Imagem ilustrativa da imagem Cotas não beneficiam os mais qualificados
| Foto: Ricardo Chicarelli
"Como a minha deficiência surgiu muito cedo, eu consegui me adaptar muito bem", diz o auxiliar de laboratório Onivaldo Becari Junior, que perdeu três dedos da mão em um acidente


No Brasil, 6,2% da população possui pelo menos um tipo de deficiência, seja física, intelectual, auditiva ou visual, de acordo com a Pesquisa Nacional de Saúde (PNS) do Instituto Brasileiro de Geografia e Estatística (IBGE). O mercado de trabalho para essa população está amparado na lei 8.213/91, também conhecida como lei de cotas, que obriga empresas com mais de 100 funcionários a reservarem vagas para pessoas com deficiência. Apesar de já ter 25 anos, essa lei ainda provoca efeitos colaterais, principalmente para os profissionais mais qualificados, que acabam abrindo mão da reserva de vagas para garantir uma melhor colocação.
A consultoria paulistana Hiring, especializada em recrutamento e seleção, realizou em novembro uma pesquisa com profissionais com deficiência. Foram abordados profissionais com experiência média de 10 anos, graduação, ocupantes de posições especialistas e executivas das áreas técnicas e administrativas.

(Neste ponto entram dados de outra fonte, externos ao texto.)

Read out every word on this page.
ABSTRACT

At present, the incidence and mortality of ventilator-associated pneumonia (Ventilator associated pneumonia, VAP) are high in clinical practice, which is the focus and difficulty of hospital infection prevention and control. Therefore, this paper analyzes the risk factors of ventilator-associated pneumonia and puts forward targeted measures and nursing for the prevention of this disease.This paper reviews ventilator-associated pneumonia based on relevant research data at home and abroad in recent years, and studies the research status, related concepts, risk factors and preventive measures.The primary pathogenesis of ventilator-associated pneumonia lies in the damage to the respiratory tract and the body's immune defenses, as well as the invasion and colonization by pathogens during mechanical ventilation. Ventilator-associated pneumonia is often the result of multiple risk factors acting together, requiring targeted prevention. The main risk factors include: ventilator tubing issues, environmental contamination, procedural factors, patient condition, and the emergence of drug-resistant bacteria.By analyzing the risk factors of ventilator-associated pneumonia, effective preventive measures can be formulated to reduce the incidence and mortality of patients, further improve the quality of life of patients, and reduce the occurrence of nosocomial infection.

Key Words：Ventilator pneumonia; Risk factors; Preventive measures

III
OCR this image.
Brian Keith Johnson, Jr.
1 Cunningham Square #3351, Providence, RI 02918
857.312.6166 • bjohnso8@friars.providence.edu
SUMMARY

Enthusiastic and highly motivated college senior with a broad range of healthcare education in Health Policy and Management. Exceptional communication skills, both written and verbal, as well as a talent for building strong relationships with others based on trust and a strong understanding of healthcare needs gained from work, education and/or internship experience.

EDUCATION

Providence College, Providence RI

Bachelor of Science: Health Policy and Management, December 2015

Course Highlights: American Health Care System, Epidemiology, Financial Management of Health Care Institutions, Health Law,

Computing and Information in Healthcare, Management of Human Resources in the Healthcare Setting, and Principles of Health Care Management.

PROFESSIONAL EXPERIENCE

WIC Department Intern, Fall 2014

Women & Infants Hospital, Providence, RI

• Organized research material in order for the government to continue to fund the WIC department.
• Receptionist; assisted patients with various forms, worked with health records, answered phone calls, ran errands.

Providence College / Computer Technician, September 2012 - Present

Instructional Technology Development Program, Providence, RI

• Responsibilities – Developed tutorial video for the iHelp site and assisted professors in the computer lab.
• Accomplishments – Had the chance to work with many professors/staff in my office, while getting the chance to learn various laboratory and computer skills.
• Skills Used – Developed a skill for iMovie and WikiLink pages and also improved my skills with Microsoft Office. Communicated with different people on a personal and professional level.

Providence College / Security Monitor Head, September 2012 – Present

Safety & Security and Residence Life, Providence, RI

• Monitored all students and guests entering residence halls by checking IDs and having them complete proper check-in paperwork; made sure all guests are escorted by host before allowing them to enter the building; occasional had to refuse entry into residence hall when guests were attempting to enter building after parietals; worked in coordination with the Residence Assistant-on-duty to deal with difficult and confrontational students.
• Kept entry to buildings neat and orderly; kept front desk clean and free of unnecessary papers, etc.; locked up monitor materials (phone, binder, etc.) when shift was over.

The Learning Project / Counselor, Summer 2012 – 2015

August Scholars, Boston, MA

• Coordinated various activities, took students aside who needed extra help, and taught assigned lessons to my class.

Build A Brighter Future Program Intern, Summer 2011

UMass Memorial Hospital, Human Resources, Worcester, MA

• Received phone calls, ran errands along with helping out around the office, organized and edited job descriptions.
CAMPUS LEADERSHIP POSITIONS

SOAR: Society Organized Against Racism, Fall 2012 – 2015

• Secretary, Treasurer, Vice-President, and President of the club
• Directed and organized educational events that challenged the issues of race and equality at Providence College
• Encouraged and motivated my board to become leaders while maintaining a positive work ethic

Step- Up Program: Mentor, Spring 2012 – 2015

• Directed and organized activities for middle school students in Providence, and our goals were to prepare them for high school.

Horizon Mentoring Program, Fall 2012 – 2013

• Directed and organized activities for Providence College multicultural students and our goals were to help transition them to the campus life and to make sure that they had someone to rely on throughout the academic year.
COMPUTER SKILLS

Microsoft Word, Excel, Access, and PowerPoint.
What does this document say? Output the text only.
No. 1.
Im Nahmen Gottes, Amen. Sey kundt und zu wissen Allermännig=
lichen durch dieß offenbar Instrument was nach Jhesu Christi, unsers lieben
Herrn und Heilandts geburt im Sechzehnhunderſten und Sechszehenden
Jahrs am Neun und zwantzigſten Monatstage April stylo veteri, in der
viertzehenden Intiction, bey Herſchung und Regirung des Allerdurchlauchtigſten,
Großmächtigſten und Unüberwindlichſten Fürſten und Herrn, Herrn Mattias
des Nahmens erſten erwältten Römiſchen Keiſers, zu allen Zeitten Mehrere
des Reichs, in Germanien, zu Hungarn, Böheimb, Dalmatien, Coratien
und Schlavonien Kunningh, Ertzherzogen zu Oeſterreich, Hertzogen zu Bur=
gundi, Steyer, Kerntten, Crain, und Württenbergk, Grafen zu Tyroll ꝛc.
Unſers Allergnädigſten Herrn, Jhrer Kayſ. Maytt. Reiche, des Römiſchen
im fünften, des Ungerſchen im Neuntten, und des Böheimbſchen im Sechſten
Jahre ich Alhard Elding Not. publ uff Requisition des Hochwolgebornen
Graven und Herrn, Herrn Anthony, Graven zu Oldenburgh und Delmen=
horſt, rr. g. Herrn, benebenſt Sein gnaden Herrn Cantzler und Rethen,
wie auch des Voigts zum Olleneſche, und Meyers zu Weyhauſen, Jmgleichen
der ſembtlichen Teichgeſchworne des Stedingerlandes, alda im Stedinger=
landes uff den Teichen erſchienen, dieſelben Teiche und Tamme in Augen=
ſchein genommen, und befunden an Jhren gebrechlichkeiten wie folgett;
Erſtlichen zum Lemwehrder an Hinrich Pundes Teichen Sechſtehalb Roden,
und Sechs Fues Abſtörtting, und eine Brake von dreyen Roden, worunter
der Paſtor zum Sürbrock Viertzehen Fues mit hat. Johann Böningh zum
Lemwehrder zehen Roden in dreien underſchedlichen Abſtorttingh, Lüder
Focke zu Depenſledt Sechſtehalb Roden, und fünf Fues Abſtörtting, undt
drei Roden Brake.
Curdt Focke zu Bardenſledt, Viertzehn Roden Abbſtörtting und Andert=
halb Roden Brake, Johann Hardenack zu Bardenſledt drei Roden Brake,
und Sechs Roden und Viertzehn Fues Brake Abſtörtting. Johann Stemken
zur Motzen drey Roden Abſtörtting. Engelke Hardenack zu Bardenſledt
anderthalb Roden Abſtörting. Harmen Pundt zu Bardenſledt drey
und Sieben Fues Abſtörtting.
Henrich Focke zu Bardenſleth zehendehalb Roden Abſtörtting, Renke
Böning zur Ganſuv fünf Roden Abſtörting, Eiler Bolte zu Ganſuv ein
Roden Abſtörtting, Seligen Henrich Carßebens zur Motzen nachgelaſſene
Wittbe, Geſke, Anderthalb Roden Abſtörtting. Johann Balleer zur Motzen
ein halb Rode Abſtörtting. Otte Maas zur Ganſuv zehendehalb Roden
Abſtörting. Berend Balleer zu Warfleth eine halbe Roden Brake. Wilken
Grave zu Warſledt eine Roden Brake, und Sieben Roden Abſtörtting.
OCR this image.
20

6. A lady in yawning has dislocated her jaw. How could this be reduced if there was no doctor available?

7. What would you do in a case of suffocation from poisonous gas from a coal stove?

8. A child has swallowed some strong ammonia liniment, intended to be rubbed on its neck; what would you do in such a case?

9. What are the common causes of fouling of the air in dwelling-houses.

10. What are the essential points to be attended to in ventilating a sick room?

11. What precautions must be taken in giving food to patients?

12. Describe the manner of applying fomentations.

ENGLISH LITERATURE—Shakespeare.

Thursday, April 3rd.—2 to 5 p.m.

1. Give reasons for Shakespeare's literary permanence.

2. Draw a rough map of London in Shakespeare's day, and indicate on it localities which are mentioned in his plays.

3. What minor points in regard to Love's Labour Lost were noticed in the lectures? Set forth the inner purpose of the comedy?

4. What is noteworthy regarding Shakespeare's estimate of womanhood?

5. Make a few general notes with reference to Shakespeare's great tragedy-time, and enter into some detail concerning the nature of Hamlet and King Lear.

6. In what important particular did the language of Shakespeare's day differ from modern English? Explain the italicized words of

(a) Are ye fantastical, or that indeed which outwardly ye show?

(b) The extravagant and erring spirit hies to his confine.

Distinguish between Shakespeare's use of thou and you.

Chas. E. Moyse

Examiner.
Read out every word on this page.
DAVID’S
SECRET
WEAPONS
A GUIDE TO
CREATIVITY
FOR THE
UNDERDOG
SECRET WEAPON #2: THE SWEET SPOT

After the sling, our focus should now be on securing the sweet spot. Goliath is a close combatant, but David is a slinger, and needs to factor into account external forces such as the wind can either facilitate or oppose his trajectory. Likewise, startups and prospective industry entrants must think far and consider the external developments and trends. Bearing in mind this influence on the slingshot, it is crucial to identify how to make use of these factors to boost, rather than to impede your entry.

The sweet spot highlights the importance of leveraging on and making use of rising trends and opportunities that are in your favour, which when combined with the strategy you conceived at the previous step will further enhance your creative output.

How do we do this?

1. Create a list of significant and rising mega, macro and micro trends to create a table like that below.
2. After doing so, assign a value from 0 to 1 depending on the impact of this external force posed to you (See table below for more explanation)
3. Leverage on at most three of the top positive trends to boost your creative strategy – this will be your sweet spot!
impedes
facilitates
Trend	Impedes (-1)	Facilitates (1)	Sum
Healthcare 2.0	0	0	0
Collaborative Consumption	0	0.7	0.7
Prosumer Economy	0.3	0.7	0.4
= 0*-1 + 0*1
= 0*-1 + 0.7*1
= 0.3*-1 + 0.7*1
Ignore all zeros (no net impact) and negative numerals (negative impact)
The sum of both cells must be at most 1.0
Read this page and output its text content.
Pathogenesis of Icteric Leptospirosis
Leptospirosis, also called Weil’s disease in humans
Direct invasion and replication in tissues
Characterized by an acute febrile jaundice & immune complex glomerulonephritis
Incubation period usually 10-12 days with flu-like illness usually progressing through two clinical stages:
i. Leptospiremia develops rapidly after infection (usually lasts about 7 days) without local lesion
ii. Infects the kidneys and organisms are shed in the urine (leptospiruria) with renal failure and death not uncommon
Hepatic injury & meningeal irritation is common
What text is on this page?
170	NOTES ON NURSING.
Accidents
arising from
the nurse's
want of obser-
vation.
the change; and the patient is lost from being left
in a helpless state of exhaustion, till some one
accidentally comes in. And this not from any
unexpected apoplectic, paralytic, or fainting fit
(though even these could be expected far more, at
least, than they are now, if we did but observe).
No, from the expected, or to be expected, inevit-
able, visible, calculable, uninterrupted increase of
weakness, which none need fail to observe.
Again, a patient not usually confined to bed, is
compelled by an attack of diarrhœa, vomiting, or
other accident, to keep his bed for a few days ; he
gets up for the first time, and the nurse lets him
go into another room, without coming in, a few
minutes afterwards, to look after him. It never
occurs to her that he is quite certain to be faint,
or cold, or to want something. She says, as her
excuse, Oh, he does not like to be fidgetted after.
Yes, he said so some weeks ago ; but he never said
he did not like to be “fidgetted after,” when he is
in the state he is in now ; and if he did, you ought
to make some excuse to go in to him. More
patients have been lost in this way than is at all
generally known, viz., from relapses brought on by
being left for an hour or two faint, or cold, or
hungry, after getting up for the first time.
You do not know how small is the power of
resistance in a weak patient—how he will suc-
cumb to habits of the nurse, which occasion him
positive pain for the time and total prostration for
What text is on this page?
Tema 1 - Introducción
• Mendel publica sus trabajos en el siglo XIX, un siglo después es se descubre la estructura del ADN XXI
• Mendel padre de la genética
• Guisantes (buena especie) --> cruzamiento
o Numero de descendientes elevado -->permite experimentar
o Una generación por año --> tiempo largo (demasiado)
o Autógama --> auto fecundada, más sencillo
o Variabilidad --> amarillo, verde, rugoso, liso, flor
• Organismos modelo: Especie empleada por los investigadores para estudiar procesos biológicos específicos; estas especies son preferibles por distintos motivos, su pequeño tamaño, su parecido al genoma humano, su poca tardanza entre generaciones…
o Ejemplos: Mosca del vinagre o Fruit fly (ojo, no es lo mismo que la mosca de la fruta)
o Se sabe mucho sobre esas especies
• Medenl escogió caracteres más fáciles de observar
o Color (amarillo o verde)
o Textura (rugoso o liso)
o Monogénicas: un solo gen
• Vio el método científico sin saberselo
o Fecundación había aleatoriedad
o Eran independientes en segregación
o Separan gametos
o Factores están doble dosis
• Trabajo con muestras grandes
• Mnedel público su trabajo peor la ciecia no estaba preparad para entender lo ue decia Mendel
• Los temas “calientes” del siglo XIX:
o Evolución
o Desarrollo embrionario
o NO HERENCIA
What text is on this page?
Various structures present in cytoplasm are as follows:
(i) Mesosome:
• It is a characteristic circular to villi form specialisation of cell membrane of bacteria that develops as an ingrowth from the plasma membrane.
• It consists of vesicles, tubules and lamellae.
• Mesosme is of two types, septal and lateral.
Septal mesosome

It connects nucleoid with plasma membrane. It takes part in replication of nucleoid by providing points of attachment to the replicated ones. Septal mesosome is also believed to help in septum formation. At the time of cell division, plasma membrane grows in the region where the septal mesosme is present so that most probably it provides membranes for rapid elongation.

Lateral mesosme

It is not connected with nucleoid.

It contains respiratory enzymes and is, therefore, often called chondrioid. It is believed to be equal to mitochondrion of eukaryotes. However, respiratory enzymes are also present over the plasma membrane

A pesquisa concluiu que as pessoas com deficiência que têm um alto nível de qualificação não se interessam pela lei de cotas: 78% afirmam que não mencionam a deficiência no currículo e, mesmo durante o processo seletivo, 40% só informam a deficiência quando questionadas. O reflexo desse comportamento é que 39% dos entrevistados ocupam vagas não destinadas às cotas.
De acordo com a responsável pela área de recrutamento de pessoas com deficiência (PCD) da Hiring, Viviane Araújo, existe um preconceito por parte desses profissionais em relação às vagas PCD. "Eles acham que isso pode impactar negativamente no desenvolvimento deles. Esses profissionais não consideram importante mencionar a deficiência porque eles têm bons currículos e a deficiência não tem qualquer impacto nisso", explica.
Para 80% dos entrevistados, a maior parte das empresas oferece posições muito operacionais e raramente posições seniores para pessoas com deficiência. Pela experiência do dia a dia, Viviane confirma a tese. "Ainda é novidade ter vagas PCD para cargo sênior. Ainda existe um estranhamento dos gestores sobre a disponibilidade de pessoas com deficiência com essa qualificação", afirma. O que, segundo ela, é uma concepção equivocada, já que uma boa porcentagem de profissionais com deficiência tem ensino superior e qualificação suficiente para ocupar cargos de nível elevado.
Por outro lado, 90% dos entrevistados disseram que participariam de processos seletivos exclusivos para PCDs. "Existe uma expectativa por parte deles de que o mercado ofereça vagas diferenciadas, menos operacionais, para os profissionais com deficiência mais qualificados", afirma o diretor-executivo da Hiring, Danilo Castro. Segundo ele, há concepções equivocadas de ambos os lados dessa relação. "As empresas pensam que não há profissionais com alto nível de qualificação disponíveis e os profissionais com deficiência acham que essas vagas não existem. Falta uma ponte entre eles", pondera.

IGUALDADE

A oportunidade de competir de igual para igual - de acordo com a qualificação - com quem não tem deficiência é considerada parte do processo de inclusão por 20% dos entrevistados na pesquisa. A multinacional Adama também tem essa posição. Lá dentro, não há nenhum benefício ou restrição para candidatos e funcionários com deficiência. "Não temos vagas específicas para PCDs. Desde as vagas de auxiliar até as vagas de direção, todas as oportunidades são abertas para todos. Acreditamos que a real inclusão passa por isso", afirma a gerente de gestão de pessoas Danieli Rodrigues. Para reforçar essa inclusão, a empresa faz campanhas esporádicas para atrair novos profissionais com deficiência, tendo como garotos-propaganda aqueles que já foram contratados.
Funcionário da Adama há seis meses, o auxiliar de laboratório Onivaldo Becari Junior percebe a diferença de ocupar uma vaga não específica para PDC. "Eu já ocupei uma vaga específica para pessoas com deficiência em outro emprego e o tratamento que eu recebia no trabalho era diferente. Não tinha igualdade", conta. Hoje, a falta de três dedos da mão direita, perdidos num acidente ainda na infância, não o impede de ocupar um cargo e desenvolver uma função exatamente iguais a outros funcionários. "Isso é bom, porque eu não tenho os dedos, mas desenvolvo minhas atividades normalmente. Como a minha deficiência surgiu muito cedo, eu consegui me adaptar muito bem", conta.